I love a new-to-me word. Recently, it was semaphore.
Around New Year’s Eve, I was telling a colleague about the time I was living in downtown Vancouver, in a high-rise, and on New Year’s morning I saw a woman’s long, elegant evening gown flapping in the wind, perhaps thrown aside near the window in the wee hours, where it slipped out, and then caught. It was the old BC Hydro building, so there were no balconies, so I don’t even think they knew it was there. I always imagined the confusion and mystery they ensued.

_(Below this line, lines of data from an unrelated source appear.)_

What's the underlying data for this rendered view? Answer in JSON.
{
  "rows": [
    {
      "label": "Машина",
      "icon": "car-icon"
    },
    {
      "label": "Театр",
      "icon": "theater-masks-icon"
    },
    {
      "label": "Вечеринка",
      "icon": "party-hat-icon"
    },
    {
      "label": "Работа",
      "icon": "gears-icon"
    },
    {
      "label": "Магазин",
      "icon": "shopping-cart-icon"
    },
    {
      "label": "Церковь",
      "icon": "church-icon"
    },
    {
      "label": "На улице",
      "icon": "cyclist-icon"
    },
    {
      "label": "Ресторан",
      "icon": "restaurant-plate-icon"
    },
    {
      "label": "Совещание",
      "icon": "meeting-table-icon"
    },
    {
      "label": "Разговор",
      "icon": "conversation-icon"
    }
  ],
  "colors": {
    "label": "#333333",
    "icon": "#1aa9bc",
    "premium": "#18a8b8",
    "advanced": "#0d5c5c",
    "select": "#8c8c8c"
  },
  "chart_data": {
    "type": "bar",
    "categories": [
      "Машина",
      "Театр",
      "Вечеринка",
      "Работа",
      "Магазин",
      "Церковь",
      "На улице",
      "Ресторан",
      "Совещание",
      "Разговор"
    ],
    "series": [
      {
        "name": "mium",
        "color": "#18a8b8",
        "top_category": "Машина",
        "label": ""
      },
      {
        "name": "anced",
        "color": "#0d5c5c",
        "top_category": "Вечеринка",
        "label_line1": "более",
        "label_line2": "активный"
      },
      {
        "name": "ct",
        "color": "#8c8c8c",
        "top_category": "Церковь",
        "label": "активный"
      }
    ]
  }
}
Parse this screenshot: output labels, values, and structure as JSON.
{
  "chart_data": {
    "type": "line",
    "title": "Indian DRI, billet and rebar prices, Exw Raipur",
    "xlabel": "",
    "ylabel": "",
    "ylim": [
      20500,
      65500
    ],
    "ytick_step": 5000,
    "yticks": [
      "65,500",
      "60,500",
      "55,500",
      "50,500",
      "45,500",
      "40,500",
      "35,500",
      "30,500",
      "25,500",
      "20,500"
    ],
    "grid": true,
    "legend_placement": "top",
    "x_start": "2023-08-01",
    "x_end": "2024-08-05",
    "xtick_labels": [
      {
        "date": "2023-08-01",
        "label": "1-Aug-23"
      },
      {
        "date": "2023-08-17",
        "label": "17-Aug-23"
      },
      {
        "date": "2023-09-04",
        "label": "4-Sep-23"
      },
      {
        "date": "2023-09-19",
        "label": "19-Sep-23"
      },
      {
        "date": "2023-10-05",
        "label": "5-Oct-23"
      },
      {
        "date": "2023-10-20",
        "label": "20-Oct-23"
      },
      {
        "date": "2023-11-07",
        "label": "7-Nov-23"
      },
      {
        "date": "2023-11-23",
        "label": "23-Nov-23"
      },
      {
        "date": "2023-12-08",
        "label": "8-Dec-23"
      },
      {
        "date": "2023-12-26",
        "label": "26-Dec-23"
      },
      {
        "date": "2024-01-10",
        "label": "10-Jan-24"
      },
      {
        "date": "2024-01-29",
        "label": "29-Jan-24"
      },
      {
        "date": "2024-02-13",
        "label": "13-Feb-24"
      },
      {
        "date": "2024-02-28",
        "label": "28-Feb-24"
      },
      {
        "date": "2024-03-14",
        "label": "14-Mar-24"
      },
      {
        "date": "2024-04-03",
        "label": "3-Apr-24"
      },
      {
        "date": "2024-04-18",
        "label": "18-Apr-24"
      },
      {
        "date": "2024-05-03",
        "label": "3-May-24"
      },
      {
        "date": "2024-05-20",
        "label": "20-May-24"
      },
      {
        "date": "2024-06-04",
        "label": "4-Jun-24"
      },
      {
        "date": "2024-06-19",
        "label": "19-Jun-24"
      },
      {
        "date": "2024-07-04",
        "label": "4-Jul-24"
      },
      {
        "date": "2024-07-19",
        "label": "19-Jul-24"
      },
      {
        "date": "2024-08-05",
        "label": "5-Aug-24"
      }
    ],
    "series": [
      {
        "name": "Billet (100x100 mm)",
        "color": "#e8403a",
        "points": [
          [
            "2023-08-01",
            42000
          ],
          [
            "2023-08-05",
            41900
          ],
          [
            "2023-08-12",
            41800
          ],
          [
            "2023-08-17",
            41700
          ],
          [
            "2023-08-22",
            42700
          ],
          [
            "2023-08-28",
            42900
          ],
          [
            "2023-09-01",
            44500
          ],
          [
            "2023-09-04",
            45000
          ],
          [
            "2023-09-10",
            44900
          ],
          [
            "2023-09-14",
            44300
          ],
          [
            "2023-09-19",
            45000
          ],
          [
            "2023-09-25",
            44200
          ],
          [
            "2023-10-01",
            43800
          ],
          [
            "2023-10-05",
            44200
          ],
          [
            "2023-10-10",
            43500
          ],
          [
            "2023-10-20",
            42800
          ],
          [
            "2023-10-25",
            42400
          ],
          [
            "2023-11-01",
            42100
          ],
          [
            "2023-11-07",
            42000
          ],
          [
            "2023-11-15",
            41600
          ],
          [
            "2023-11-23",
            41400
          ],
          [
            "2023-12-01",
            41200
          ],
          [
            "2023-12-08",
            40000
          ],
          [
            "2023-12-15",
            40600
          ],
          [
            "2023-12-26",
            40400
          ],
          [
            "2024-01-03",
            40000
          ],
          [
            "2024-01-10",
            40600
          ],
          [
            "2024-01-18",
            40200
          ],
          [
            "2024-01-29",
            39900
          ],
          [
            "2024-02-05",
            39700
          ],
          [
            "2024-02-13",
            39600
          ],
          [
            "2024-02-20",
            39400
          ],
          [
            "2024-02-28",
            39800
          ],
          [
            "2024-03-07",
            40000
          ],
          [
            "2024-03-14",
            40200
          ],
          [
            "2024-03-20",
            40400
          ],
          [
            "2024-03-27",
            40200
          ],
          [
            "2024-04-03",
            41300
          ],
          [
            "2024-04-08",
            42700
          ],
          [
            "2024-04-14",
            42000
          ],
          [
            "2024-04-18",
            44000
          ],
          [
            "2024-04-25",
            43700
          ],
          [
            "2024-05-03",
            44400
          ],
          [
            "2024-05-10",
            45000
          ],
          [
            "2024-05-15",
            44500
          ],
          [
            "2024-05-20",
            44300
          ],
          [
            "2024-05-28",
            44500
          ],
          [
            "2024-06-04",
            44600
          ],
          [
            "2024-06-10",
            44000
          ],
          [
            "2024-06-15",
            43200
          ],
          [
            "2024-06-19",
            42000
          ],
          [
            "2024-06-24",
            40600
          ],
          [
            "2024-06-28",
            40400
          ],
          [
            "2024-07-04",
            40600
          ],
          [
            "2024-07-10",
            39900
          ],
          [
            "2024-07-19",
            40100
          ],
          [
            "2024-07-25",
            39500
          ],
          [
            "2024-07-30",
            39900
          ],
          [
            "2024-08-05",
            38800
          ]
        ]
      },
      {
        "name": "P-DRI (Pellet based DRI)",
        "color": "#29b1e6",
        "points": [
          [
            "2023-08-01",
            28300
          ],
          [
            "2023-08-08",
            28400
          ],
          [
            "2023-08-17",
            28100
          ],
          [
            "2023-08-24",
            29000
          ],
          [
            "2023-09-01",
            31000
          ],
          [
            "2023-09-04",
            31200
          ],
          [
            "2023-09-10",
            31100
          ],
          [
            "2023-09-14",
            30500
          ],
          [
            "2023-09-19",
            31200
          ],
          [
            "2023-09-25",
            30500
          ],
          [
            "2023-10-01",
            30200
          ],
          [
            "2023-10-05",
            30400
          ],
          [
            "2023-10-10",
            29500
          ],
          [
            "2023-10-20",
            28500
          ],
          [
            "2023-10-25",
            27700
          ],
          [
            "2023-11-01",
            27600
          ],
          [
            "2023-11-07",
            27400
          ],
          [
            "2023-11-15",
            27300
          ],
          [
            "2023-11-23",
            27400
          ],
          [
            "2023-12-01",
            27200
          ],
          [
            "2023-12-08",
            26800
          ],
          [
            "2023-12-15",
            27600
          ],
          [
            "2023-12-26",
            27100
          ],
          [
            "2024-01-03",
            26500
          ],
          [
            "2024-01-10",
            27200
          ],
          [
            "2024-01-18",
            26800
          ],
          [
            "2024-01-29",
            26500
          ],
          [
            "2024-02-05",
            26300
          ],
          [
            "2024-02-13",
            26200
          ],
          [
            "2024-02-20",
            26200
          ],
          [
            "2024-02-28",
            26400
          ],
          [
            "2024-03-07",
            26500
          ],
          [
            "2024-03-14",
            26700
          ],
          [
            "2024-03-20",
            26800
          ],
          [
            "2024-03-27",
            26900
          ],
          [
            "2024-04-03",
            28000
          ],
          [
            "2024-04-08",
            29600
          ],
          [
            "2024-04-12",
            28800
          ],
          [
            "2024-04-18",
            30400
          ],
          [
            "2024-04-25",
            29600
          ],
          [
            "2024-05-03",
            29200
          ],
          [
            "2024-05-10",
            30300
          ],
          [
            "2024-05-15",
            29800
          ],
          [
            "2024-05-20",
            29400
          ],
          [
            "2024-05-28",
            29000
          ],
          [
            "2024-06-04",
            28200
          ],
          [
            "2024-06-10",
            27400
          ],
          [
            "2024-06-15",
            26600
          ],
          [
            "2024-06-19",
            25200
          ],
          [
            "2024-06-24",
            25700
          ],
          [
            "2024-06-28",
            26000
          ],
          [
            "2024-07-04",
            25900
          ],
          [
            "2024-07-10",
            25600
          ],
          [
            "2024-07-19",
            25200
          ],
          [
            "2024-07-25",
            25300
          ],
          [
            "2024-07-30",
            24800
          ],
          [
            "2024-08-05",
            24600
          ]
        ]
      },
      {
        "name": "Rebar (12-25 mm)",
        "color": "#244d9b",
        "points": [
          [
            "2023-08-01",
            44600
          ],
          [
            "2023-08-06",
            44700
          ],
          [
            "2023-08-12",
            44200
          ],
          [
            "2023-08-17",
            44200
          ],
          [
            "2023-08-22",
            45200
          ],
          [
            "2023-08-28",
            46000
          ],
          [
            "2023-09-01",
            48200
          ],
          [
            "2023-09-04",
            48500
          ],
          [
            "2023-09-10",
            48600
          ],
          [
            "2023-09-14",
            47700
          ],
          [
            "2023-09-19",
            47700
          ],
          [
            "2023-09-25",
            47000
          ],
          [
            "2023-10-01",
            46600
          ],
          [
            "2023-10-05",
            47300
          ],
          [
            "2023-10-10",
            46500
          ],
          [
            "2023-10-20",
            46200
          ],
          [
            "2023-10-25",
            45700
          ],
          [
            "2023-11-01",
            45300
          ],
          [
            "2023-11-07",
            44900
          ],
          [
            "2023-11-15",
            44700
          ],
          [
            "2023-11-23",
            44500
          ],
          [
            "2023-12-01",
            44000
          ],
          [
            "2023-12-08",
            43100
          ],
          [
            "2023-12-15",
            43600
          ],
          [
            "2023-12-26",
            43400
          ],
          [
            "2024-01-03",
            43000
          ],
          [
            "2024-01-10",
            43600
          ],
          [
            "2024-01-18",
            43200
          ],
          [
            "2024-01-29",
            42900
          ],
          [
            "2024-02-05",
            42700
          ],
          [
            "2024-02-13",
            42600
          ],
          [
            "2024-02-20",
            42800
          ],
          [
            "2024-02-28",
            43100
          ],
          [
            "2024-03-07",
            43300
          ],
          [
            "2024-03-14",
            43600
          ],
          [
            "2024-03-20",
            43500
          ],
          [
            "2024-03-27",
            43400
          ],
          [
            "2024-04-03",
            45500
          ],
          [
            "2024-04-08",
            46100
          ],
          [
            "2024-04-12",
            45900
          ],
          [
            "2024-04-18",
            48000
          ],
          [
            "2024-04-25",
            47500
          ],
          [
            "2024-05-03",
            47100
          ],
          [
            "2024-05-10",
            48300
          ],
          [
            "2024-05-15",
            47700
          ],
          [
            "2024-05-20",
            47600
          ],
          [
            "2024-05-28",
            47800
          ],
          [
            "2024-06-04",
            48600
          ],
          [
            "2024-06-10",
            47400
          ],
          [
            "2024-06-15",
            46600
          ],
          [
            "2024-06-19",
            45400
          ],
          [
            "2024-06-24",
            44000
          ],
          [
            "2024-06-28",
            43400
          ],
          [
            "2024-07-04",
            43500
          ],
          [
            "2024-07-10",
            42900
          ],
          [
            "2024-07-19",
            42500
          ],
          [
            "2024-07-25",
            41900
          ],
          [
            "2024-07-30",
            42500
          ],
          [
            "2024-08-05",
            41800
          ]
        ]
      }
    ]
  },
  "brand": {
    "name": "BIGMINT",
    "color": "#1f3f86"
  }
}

My colleague said, perhaps it was a signal known to few... perhaps it was a semaphore.
Courtesy of Britannica:
Semaphore, method of visual signaling, usually by means of flags or lights. Before the invention of the telegraph, semaphore signaling from high towers was used to transmit messages between distant points. One such system was developed by Claude Chappe in France in 1794, employing a set of arms that pivoted on a post; the arms were mounted on towers spaced 5 to 10 miles (8 to 16 km) apart. Messages were read by telescopic sightings. Modern semaphores included movable arms or rows of lights simulating arms, displayed from towers and used to signal railroad trains. Semaphore signaling between ships, now largely abandoned, was accomplished by persons who held a small flag in each hand and, with arms extended, moved them to different angles to indicate letters of the alphabet or numbers.